I have lived in Toronto since 1982, and my life's work is in community activism, social work and social justice philanthropy. In 1998, I founded the first employment centre for youth and adults with learning disabilities in Ontario, and I have been involved in the disabilities movement for more than 25 years.
After some time away, I came back to Judaism in 2002 through Jewish Renewal, and I began a process to deepen my understanding of how to stand again at Sinai as a white Jewish woman who comes from class privilege. I wanted to understand how to engage with my lived experience, compassion and presence, speaking to Tikkun Olam and tzedakah not through the model of charity but through a way of equity.
I began a process of meeting with various organizations both in and outside of Canada that offered programs to support someone like myself looking for a way into dialogue and gifting differently. I approached this process with many questions: What does it mean to heal the world when there is so much suffering? How much is enough to gift when one lives with an abundance? How do we speak to money, as it is often a taboo subject? Where do I find like-minded individuals to deepen our conversations together? Over the last 20 years, I have been fortunate to find people to speak to and deepen my own understanding.
There are three people who were instrumental in this part of my journey. Billee Laskin, who provides spiritual direction and is my root teacher, offered me a new way into unpacking privilege and class, Tikkun Olam and tzedakah through deepening our conversations together. I would bring in my questions and learned to sit, listening deeply to the inner wisdom and was offered different practices in Judaism and Buddhism. I learned to read Hebrew through a transliteration process to deeply embody and listen to the stories and find new meaning.
Rabbi Alan Green, who I met at a Jewish Renewal retreat and connected with, offered me a place of refuge at Shaarey Zedek Synagogue to come and meet, learn and daven; when I travelled back to Winnipeg, I always had Shaarey Zedek to call home.
Rabbi Miriam Margles, my Rabbi in Toronto, has always welcomed conversations on Jewish responsibility, the ability to respond with an open heart and taking an active part in understanding Torah and all the ways in which I engaged in Judaism while continuing to lean into new teachings that she offered individually and through our community.
Through the last 20 years, I have sat with other rabbis and teachers who offered ways of understanding the meaning of the seven attributes within Judaism in a practice called Counting the Omer : Chesed: loving-kindness; Gevurah: justice and discipline; Tiferet: compassion and harmony; Metzacht: endurance and fortitude; Hod: humility; Yesod: bonding and foundation; Malchut: nobility, sovereignty, and leadership.
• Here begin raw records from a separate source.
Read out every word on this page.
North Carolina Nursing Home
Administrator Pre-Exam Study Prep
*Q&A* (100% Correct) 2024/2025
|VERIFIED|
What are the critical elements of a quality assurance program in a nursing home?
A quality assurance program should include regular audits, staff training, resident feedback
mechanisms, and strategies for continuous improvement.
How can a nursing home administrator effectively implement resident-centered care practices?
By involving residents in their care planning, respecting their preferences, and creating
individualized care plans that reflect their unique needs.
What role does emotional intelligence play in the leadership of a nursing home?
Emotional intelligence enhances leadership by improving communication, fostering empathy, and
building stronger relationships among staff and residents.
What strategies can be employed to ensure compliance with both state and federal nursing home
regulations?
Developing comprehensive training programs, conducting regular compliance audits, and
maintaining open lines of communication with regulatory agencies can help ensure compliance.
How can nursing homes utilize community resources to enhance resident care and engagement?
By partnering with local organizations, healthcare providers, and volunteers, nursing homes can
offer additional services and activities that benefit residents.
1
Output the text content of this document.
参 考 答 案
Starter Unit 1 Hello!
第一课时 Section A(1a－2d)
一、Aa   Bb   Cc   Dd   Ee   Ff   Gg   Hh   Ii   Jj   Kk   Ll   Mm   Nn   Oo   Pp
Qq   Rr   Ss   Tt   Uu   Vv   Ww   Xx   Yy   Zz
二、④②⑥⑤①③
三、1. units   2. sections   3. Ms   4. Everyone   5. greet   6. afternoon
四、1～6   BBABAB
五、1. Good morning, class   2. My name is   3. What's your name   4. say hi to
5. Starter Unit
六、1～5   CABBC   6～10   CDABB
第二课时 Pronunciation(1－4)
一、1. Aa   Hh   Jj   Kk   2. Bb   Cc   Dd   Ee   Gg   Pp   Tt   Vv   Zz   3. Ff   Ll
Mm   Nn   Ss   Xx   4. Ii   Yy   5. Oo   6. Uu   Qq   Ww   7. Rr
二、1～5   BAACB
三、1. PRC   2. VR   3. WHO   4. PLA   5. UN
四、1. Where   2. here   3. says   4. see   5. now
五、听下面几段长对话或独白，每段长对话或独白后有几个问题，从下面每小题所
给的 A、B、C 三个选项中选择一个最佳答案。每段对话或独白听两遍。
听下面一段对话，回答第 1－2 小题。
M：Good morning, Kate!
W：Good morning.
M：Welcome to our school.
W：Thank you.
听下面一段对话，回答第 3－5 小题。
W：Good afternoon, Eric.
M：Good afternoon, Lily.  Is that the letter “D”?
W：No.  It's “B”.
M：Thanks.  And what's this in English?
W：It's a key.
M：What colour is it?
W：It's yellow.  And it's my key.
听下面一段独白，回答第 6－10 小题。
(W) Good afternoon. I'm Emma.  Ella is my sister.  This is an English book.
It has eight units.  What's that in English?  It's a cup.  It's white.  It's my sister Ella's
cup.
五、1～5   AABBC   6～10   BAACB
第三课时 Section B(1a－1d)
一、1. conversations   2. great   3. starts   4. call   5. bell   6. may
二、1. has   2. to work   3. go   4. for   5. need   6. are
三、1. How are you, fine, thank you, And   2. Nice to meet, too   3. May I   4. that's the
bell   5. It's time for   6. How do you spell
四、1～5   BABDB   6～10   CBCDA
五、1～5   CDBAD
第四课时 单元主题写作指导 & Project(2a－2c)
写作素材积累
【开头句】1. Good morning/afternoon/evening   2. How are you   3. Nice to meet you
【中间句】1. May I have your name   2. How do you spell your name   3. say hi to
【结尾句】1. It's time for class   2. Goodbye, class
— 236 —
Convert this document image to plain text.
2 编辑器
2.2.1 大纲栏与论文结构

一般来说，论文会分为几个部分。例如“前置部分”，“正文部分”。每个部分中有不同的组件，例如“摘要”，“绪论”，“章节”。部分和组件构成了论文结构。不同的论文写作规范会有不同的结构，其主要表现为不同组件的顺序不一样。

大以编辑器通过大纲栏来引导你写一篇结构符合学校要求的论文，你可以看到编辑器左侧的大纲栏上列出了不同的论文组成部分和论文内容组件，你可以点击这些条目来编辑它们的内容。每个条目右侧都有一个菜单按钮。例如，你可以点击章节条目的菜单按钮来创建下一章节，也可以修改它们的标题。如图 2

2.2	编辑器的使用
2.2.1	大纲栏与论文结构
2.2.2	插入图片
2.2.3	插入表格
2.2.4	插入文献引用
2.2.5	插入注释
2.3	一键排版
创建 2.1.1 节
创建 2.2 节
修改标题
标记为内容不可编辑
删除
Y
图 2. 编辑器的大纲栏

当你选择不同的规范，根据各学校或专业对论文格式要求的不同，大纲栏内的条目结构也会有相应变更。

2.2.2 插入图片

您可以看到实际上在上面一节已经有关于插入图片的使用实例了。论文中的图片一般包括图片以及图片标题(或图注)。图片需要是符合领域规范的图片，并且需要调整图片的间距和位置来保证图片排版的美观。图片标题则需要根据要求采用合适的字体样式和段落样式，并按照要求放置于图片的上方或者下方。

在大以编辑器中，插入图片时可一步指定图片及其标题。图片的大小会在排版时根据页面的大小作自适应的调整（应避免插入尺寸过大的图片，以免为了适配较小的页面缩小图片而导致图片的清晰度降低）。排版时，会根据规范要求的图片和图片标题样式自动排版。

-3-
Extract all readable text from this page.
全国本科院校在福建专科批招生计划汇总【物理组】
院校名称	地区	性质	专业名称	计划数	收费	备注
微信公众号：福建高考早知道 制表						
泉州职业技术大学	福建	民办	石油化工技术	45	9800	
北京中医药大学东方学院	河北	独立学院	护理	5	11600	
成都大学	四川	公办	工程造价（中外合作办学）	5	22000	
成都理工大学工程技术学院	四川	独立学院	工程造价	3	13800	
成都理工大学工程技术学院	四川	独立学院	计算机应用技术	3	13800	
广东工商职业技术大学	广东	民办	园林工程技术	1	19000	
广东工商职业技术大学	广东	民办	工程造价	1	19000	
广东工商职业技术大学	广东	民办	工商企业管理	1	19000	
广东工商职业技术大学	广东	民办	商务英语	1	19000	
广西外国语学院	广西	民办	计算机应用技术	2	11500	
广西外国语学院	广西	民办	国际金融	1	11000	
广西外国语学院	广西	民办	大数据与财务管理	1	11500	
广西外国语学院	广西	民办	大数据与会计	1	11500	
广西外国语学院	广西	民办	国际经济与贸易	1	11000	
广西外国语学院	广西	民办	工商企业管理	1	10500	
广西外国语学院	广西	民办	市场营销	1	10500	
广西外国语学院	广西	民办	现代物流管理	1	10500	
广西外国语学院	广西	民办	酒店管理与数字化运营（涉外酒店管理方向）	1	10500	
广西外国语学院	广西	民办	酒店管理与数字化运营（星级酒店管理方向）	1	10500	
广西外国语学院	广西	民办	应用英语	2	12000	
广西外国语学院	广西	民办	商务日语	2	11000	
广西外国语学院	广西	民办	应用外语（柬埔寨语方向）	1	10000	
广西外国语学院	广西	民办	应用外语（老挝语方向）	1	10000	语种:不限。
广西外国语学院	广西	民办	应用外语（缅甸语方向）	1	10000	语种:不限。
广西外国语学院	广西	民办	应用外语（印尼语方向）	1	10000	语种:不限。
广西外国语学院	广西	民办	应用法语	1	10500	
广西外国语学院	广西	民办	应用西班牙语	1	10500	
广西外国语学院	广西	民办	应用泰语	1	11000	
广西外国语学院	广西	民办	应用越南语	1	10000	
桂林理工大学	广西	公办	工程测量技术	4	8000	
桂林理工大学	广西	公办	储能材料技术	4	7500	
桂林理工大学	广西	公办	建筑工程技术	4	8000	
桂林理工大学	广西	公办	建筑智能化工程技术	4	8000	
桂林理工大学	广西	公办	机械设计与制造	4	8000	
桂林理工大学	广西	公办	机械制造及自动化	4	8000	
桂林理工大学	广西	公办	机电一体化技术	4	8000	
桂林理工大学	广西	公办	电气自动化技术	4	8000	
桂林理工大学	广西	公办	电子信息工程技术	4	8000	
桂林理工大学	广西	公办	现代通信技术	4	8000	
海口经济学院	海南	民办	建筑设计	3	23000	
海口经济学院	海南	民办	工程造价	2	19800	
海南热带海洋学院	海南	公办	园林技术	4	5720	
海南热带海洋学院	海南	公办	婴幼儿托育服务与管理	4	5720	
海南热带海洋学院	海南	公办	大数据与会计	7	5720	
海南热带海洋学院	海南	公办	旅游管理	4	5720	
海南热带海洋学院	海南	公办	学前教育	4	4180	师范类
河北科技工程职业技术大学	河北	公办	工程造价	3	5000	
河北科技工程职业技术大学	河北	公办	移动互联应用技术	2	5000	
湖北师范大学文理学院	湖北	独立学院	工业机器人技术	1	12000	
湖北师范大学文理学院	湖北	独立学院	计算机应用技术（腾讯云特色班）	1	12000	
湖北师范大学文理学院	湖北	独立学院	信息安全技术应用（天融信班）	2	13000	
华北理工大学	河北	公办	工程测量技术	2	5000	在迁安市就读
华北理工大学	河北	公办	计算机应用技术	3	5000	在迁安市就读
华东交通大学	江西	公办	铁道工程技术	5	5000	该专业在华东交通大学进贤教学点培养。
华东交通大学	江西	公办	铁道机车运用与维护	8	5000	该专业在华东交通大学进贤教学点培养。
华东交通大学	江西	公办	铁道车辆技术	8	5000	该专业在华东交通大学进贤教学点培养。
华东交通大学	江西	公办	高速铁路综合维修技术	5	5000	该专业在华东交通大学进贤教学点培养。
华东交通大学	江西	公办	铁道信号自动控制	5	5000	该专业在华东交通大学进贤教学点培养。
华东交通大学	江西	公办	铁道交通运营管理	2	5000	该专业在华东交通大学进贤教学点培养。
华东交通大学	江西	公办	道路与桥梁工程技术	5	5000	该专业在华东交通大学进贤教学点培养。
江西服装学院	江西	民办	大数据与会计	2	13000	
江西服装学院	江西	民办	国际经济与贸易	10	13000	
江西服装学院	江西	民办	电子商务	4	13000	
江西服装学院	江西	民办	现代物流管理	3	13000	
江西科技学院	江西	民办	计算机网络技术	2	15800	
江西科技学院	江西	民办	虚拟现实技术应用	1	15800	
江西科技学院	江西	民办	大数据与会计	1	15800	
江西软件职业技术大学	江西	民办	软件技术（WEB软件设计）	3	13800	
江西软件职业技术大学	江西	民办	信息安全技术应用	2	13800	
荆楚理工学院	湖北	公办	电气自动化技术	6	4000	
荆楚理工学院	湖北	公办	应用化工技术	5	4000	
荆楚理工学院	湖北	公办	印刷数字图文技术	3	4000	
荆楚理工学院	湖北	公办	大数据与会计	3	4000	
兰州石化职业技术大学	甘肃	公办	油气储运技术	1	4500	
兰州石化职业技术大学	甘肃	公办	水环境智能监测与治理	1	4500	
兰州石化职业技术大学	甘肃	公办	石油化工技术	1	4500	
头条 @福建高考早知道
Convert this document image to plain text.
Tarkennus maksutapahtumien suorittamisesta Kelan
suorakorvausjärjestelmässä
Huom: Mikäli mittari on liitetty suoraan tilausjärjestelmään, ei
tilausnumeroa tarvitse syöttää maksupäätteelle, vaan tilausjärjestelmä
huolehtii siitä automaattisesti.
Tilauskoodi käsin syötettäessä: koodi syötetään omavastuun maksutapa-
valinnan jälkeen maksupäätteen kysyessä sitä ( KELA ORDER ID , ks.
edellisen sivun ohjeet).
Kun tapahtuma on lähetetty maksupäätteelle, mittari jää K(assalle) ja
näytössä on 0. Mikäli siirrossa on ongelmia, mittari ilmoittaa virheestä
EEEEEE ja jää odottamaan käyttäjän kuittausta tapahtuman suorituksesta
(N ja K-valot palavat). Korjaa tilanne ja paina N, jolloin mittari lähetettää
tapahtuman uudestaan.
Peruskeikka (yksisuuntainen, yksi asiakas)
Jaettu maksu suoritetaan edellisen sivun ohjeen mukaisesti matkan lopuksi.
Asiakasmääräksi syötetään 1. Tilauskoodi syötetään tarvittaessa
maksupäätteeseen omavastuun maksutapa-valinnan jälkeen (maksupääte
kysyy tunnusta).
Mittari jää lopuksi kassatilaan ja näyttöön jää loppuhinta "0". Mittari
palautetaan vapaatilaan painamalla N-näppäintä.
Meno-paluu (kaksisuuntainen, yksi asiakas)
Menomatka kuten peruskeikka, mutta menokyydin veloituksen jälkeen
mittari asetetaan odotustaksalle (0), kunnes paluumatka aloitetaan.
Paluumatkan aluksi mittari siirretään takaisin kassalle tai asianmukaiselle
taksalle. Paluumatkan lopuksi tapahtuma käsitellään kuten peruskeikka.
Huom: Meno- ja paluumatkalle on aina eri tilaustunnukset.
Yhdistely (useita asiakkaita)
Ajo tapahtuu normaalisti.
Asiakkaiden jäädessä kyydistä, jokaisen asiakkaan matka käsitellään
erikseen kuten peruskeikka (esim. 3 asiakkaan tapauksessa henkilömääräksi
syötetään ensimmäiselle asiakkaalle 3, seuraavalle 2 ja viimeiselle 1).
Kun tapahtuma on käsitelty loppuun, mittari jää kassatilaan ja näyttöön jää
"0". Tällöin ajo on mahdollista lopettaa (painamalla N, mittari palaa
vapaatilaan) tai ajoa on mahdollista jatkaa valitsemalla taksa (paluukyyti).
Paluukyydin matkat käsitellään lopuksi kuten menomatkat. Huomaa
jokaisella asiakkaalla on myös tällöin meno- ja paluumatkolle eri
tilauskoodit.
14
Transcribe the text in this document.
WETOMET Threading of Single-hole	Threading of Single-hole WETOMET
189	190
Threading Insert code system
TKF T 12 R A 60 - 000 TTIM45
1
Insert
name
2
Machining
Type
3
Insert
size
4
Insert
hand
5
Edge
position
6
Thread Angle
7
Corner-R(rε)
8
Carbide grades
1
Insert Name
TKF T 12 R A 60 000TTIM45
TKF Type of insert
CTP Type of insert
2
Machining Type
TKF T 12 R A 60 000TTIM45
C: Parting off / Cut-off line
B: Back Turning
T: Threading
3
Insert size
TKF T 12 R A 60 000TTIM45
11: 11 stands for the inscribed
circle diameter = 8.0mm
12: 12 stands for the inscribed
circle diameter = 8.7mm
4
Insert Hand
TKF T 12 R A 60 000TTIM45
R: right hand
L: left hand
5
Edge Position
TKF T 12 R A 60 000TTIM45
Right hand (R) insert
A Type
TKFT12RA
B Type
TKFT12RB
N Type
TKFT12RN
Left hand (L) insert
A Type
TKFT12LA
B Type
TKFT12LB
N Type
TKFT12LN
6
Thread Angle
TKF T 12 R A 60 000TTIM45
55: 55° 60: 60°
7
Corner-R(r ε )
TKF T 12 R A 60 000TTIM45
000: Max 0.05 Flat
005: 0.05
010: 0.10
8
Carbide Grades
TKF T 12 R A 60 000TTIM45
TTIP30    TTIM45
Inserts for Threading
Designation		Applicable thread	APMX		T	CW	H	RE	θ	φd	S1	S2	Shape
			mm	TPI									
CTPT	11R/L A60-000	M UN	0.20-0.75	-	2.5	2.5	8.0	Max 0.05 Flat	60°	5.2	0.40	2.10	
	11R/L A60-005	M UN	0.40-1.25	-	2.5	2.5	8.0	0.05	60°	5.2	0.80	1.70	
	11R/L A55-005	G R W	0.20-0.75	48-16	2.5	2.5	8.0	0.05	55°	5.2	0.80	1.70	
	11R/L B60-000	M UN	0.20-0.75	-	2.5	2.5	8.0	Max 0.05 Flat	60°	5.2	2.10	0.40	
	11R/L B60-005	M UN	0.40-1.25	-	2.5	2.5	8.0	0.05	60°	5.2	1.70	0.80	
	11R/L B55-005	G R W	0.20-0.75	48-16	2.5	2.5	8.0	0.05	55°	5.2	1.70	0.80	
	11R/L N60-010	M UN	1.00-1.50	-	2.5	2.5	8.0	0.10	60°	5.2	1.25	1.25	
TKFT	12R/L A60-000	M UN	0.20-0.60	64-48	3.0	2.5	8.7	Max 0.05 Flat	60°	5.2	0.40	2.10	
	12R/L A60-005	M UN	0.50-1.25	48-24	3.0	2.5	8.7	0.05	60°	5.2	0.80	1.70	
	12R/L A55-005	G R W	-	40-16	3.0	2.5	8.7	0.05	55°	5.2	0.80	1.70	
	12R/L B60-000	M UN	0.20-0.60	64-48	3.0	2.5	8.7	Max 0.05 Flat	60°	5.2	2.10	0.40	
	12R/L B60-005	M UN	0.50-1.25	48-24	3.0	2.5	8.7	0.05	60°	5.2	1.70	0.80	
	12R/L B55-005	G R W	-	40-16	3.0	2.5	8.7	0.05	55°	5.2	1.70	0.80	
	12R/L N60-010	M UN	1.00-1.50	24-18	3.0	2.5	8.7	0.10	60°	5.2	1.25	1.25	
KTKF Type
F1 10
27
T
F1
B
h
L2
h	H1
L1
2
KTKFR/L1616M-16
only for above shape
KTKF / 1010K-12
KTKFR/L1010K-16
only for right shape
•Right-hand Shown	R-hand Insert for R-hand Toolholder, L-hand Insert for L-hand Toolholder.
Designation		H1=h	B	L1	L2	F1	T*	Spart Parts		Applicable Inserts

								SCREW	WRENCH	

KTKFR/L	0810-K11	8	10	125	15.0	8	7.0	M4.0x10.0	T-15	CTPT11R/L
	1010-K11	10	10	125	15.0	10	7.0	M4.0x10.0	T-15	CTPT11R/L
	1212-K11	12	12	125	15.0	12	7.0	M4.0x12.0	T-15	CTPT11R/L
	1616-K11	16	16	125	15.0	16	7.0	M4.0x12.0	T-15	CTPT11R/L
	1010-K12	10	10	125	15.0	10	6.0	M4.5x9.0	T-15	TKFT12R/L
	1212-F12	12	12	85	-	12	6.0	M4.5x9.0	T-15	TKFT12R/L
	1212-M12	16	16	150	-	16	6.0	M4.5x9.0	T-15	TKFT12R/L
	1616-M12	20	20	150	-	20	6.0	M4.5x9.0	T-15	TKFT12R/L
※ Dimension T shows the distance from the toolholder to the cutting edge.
This is an ongoing practice; a way of life, living into it all.
I have set up this endowment through the Jewish Foundation of Manitoba to honour three family members of who I am deeply proud of: my cousins, John Diamond, Maureen Diamond (Marquess) and John's wife, Heather Diamond. Throughout the years, they have been role models for me and continually show their commitment to engaging the community, their family and dedicating themselves and their resources to support new endeavours.
I feel it is important to honour the people that we truly love in our lives, and the Jewish Foundation of Manitoba offers me the opportunity to do that. I feel deeply grateful that I have gifted this fund in the place where I grew up.
As Rabbi Hillel said:
"If I am not for myself, who will be for me? And being for myself, what am 'I'? And if not now, when?"
And Reverend Angel Kyodo Williams:
"Love and justice are not two. Without inner change, there can be no outer change; without collective change, no change matters."